Andererseits aber ist die weiter zunehmende geostrategische Bedeutung der Türkei an der Scharnierstelle zwischen Europa und Nahost sowie Asien - begleitet von wirtschaftlichen Wachstumsraten, von denen EU-Länder träumen - der Grund für das gestärkte türkische Selbstbewusstsein. Auch wenn das enorme Wirtschaftswachstum von 2010 und 2011 mit 9,2 und 8,5 Prozent im vergangenen Jahr auf unter vier Prozent gefallen ist, haben die Euro-Krise und der Syrien-Konflikt keine bleibenden Schäden für die türkische Wirtschaft verursacht.
Dass Merkel von ihrer bisherigen Befürwortung einer privilegierten Partnerschaft als Alternative zum EU-Beitritt abrückt, ist kaum zu erwarten. Dennoch werden in türkischen ebenso wie in deutschen diplomatischen Kreisen "positive Signale" für möglich gehalten, nachdem Frankreich unter Führung von Francois Hollande die Eröffnung eines weiteren Kapitels zur Regionalpolitik in Aussicht gestellt hat.
Streitpunkte Visumspflicht und 'Doppelpass'
Weitaus mehr als die EU-Beitrittsprozedur brennen den Türken die schwierigen Themen Visumspflicht und doppelte Staatsbürgerschaft auf den Nägeln.

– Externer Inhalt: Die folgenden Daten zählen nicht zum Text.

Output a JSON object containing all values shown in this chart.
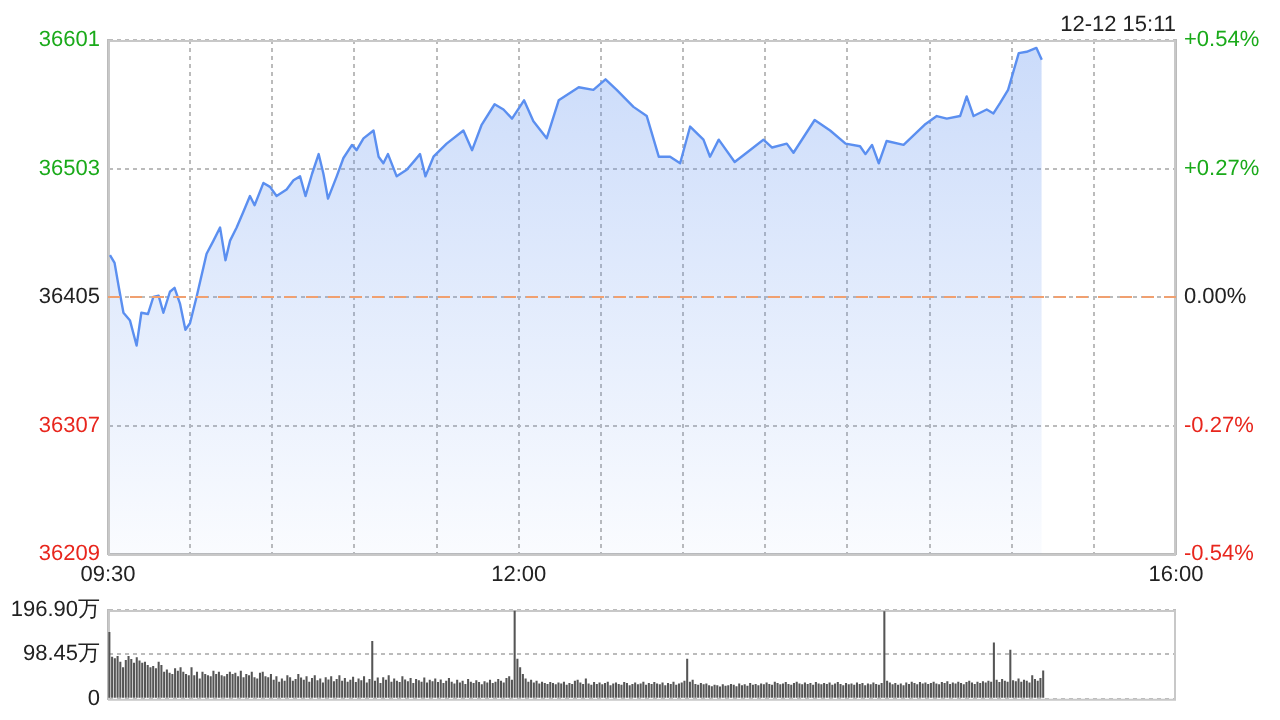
{
  "chart_data": [
    {
      "type": "area",
      "annotations": [
        "12-12 15:11"
      ],
      "marker": "none",
      "grid": true,
      "xlim": [
        9.5,
        16
      ],
      "xticks": [
        {
          "value": 9.5,
          "label": "09:30"
        },
        {
          "value": 10,
          "label": null
        },
        {
          "value": 10.5,
          "label": null
        },
        {
          "value": 11,
          "label": null
        },
        {
          "value": 11.5,
          "label": null
        },
        {
          "value": 12,
          "label": "12:00"
        },
        {
          "value": 12.5,
          "label": null
        },
        {
          "value": 13,
          "label": null
        },
        {
          "value": 13.5,
          "label": null
        },
        {
          "value": 14,
          "label": null
        },
        {
          "value": 14.5,
          "label": null
        },
        {
          "value": 15,
          "label": null
        },
        {
          "value": 15.5,
          "label": null
        },
        {
          "value": 16,
          "label": "16:00"
        }
      ],
      "ylim": [
        36209,
        36601
      ],
      "yticks": [
        36209,
        36307,
        36405,
        36503,
        36601
      ],
      "y2lim": [
        -0.54,
        0.54
      ],
      "y2ticks": [
        {
          "value": -0.54,
          "label": "-0.54%"
        },
        {
          "value": -0.27,
          "label": "-0.27%"
        },
        {
          "value": 0,
          "label": "0.00%"
        },
        {
          "value": 0.27,
          "label": "+0.27%"
        },
        {
          "value": 0.54,
          "label": "+0.54%"
        }
      ],
      "ref_lines": [
        {
          "axis": "y",
          "value": 36405,
          "color": "#f0a070",
          "line_style": "dashed"
        }
      ],
      "series": [
        {
          "color": "#5b8ff0",
          "x": [
            9.512,
            9.54,
            9.565,
            9.594,
            9.634,
            9.674,
            9.703,
            9.743,
            9.776,
            9.808,
            9.837,
            9.877,
            9.905,
            9.938,
            9.971,
            9.999,
            10.039,
            10.1,
            10.142,
            10.182,
            10.215,
            10.243,
            10.283,
            10.324,
            10.364,
            10.392,
            10.446,
            10.486,
            10.526,
            10.587,
            10.629,
            10.669,
            10.702,
            10.742,
            10.782,
            10.811,
            10.839,
            10.892,
            10.933,
            10.985,
            11.013,
            11.055,
            11.116,
            11.147,
            11.176,
            11.204,
            11.257,
            11.318,
            11.366,
            11.399,
            11.432,
            11.481,
            11.561,
            11.663,
            11.716,
            11.773,
            11.853,
            11.907,
            11.959,
            12.032,
            12.089,
            12.17,
            12.243,
            12.365,
            12.454,
            12.528,
            12.596,
            12.698,
            12.779,
            12.852,
            12.921,
            12.982,
            13.043,
            13.124,
            13.164,
            13.217,
            13.314,
            13.387,
            13.489,
            13.542,
            13.631,
            13.672,
            13.801,
            13.895,
            13.989,
            14.077,
            14.11,
            14.15,
            14.191,
            14.239,
            14.342,
            14.476,
            14.544,
            14.605,
            14.686,
            14.726,
            14.768,
            14.848,
            14.889,
            14.93,
            14.978,
            15.043,
            15.091,
            15.15,
            15.183
          ],
          "values": [
            36437,
            36431,
            36413,
            36393,
            36387,
            36368,
            36393,
            36392,
            36405,
            36406,
            36393,
            36409,
            36412,
            36400,
            36380,
            36385,
            36405,
            36438,
            36448,
            36458,
            36433,
            36448,
            36458,
            36470,
            36482,
            36475,
            36492,
            36489,
            36482,
            36487,
            36494,
            36497,
            36482,
            36499,
            36514,
            36499,
            36480,
            36497,
            36511,
            36521,
            36517,
            36526,
            36532,
            36512,
            36507,
            36514,
            36497,
            36502,
            36509,
            36514,
            36497,
            36512,
            36522,
            36532,
            36517,
            36536,
            36552,
            36548,
            36541,
            36555,
            36539,
            36526,
            36555,
            36565,
            36563,
            36571,
            36563,
            36550,
            36543,
            36512,
            36512,
            36507,
            36535,
            36525,
            36512,
            36525,
            36508,
            36515,
            36525,
            36519,
            36522,
            36515,
            36540,
            36532,
            36522,
            36520,
            36514,
            36521,
            36507,
            36524,
            36521,
            36537,
            36543,
            36541,
            36543,
            36558,
            36543,
            36548,
            36545,
            36553,
            36563,
            36591,
            36592,
            36595,
            36586
          ]
        }
      ]
    },
    {
      "type": "bar",
      "color": "#555555",
      "grid": "y",
      "tick_labels": "y",
      "ylim": [
        0,
        196.9
      ],
      "yticks": [
        0,
        {
          "value": 98.45,
          "label": "98.45万"
        },
        {
          "value": 196.9,
          "label": "196.90万"
        }
      ],
      "categories": [
        null,
        null,
        null,
        null,
        null,
        null,
        null,
        null,
        null,
        null,
        null,
        null,
        null,
        null,
        null,
        null,
        null,
        null,
        null,
        null,
        null,
        null,
        null,
        null,
        null,
        null,
        null,
        null,
        null,
        null,
        null,
        null,
        null,
        null,
        null,
        null,
        null,
        null,
        null,
        null,
        null,
        null,
        null,
        null,
        null,
        null,
        null,
        null,
        null,
        null,
        null,
        null,
        null,
        null,
        null,
        null,
        null,
        null,
        null,
        null,
        null,
        null,
        null,
        null,
        null,
        null,
        null,
        null,
        null,
        null,
        null,
        null,
        null,
        null,
        null,
        null,
        null,
        null,
        null,
        null,
        null,
        null,
        null,
        null,
        null,
        null,
        null,
        null,
        null,
        null,
        null,
        null,
        null,
        null,
        null,
        null,
        null,
        null,
        null,
        null,
        null,
        null,
        null,
        null,
        null,
        null,
        null,
        null,
        null,
        null,
        null,
        null,
        null,
        null,
        null,
        null,
        null,
        null,
        null,
        null,
        null,
        null,
        null,
        null,
        null,
        null,
        null,
        null,
        null,
        null,
        null,
        null,
        null,
        null,
        null,
        null,
        null,
        null,
        null,
        null,
        null,
        null,
        null,
        null,
        null,
        null,
        null,
        null,
        null,
        null,
        null,
        null,
        null,
        null,
        null,
        null,
        null,
        null,
        null,
        null,
        null,
        null,
        null,
        null,
        null,
        null,
        null,
        null,
        null,
        null,
        null,
        null,
        null,
        null,
        null,
        null,
        null,
        null,
        null,
        null,
        null,
        null,
        null,
        null,
        null,
        null,
        null,
        null,
        null,
        null,
        null,
        null,
        null,
        null,
        null,
        null,
        null,
        null,
        null,
        null,
        null,
        null,
        null,
        null,
        null,
        null,
        null,
        null,
        null,
        null,
        null,
        null,
        null,
        null,
        null,
        null,
        null,
        null,
        null,
        null,
        null,
        null,
        null,
        null,
        null,
        null,
        null,
        null,
        null,
        null,
        null,
        null,
        null,
        null,
        null,
        null,
        null,
        null,
        null,
        null,
        null,
        null,
        null,
        null,
        null,
        null,
        null,
        null,
        null,
        null,
        null,
        null,
        null,
        null,
        null,
        null,
        null,
        null,
        null,
        null,
        null,
        null,
        null,
        null,
        null,
        null,
        null,
        null,
        null,
        null,
        null,
        null,
        null,
        null,
        null,
        null,
        null,
        null,
        null,
        null,
        null,
        null,
        null,
        null,
        null,
        null,
        null,
        null,
        null,
        null,
        null,
        null,
        null,
        null,
        null,
        null,
        null,
        null,
        null,
        null,
        null,
        null,
        null,
        null,
        null,
        null,
        null,
        null,
        null,
        null,
        null,
        null,
        null,
        null,
        null,
        null,
        null,
        null,
        null,
        null,
        null,
        null,
        null,
        null,
        null,
        null,
        null,
        null,
        null,
        null,
        null,
        null,
        null,
        null,
        null,
        null,
        null,
        null,
        null,
        null,
        null,
        null,
        null,
        null,
        null,
        null,
        null,
        null,
        null,
        null,
        null,
        null,
        null,
        null,
        null,
        null,
        null,
        null,
        null,
        null,
        null,
        null,
        null,
        null,
        null,
        null,
        null,
        null,
        null,
        null,
        null,
        null,
        null,
        null,
        null,
        null,
        null,
        null,
        null,
        null,
        null,
        null,
        null,
        null,
        null,
        null,
        null,
        null,
        null,
        null
      ],
      "values": [
        148,
        93,
        90,
        95,
        82,
        70,
        86,
        95,
        88,
        80,
        92,
        85,
        80,
        82,
        75,
        70,
        73,
        68,
        82,
        75,
        60,
        65,
        58,
        55,
        68,
        62,
        70,
        60,
        55,
        52,
        70,
        52,
        60,
        45,
        60,
        55,
        52,
        50,
        62,
        55,
        60,
        52,
        50,
        55,
        60,
        55,
        58,
        50,
        62,
        48,
        55,
        52,
        60,
        48,
        45,
        58,
        60,
        50,
        48,
        55,
        42,
        50,
        38,
        45,
        40,
        52,
        48,
        40,
        44,
        55,
        47,
        42,
        50,
        38,
        46,
        52,
        41,
        45,
        36,
        48,
        43,
        50,
        39,
        44,
        52,
        40,
        46,
        38,
        42,
        49,
        37,
        45,
        41,
        50,
        36,
        44,
        128,
        40,
        47,
        35,
        48,
        42,
        52,
        38,
        45,
        40,
        37,
        50,
        43,
        39,
        46,
        35,
        44,
        41,
        38,
        47,
        36,
        42,
        39,
        45,
        37,
        43,
        35,
        40,
        46,
        38,
        34,
        42,
        36,
        40,
        33,
        44,
        38,
        35,
        41,
        37,
        32,
        39,
        36,
        42,
        35,
        38,
        44,
        40,
        36,
        46,
        50,
        42,
        195,
        89,
        70,
        55,
        45,
        38,
        42,
        36,
        40,
        34,
        38,
        35,
        33,
        37,
        35,
        32,
        36,
        34,
        38,
        31,
        35,
        33,
        40,
        42,
        36,
        33,
        45,
        34,
        31,
        37,
        33,
        36,
        32,
        35,
        38,
        30,
        34,
        36,
        33,
        31,
        37,
        35,
        30,
        33,
        36,
        32,
        34,
        38,
        31,
        35,
        33,
        37,
        34,
        32,
        36,
        30,
        35,
        33,
        38,
        31,
        34,
        36,
        40,
        89,
        38,
        42,
        33,
        31,
        35,
        32,
        34,
        30,
        28,
        31,
        30,
        27,
        32,
        29,
        30,
        33,
        31,
        28,
        34,
        30,
        32,
        29,
        35,
        31,
        33,
        30,
        34,
        32,
        36,
        33,
        31,
        38,
        35,
        32,
        34,
        37,
        33,
        31,
        35,
        38,
        34,
        32,
        36,
        33,
        35,
        31,
        37,
        34,
        32,
        35,
        33,
        36,
        31,
        34,
        37,
        33,
        30,
        35,
        32,
        34,
        31,
        36,
        33,
        35,
        30,
        34,
        32,
        36,
        33,
        31,
        35,
        194,
        40,
        36,
        32,
        35,
        31,
        34,
        30,
        36,
        33,
        38,
        35,
        32,
        37,
        34,
        36,
        33,
        35,
        38,
        34,
        32,
        37,
        35,
        39,
        33,
        36,
        34,
        38,
        35,
        32,
        37,
        40,
        36,
        33,
        38,
        35,
        39,
        36,
        40,
        38,
        125,
        42,
        37,
        44,
        40,
        38,
        109,
        41,
        39,
        45,
        38,
        42,
        40,
        36,
        52,
        44,
        40,
        46,
        63,
        null,
        null,
        null,
        null,
        null,
        null,
        null,
        null,
        null,
        null,
        null,
        null,
        null,
        null,
        null,
        null,
        null,
        null,
        null,
        null,
        null,
        null,
        null,
        null,
        null,
        null,
        null,
        null,
        null,
        null,
        null,
        null,
        null,
        null,
        null,
        null,
        null,
        null,
        null,
        null,
        null,
        null,
        null,
        null,
        null,
        null,
        null,
        null
      ]
    }
  ]
}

Mit großer Spannung werden Merkels Äußerungen zu diesen beiden Streitthemen erwartet. Bundesinnenminister Hans-Peter Friedrich hatte bei seinen Gesprächen in der Türkei vor knapp zwei Wochen eine Befreiung von der Visumspflicht für türkische Staatsbürger bei der Einreise nach Deutschland kategorisch ausgeschlossen.
Auch die Möglichkeit, in Deutschland lebenden Türken zwei Pässe als Regelfall zu gestatten, gilt als wenig wahrscheinlich. Jedenfalls gehen Beobachter davon aus, dass die Frage der doppelten Staatsbürgerschaft nicht auf Merkels Agenda für die Gespräche in Ankara stehen wird. Erdogan hatte Ende Oktober vergangenen Jahres in Berlin mit seiner Forderung an seine Landsleute in Deutschland überrascht, sie sollten sich mehr um Integration bemühen und die deutsche Kultur etwa durch die Beschäftigung mit Goethe und Kant verinnerlichen. Zuvor hatte Erdogan Deutschlands Integrationspolitik hart kritisiert und davor gewarnt, die Menschen zu assimilieren, was ein "Verbrechen gegen die Menschlichkeit" sei.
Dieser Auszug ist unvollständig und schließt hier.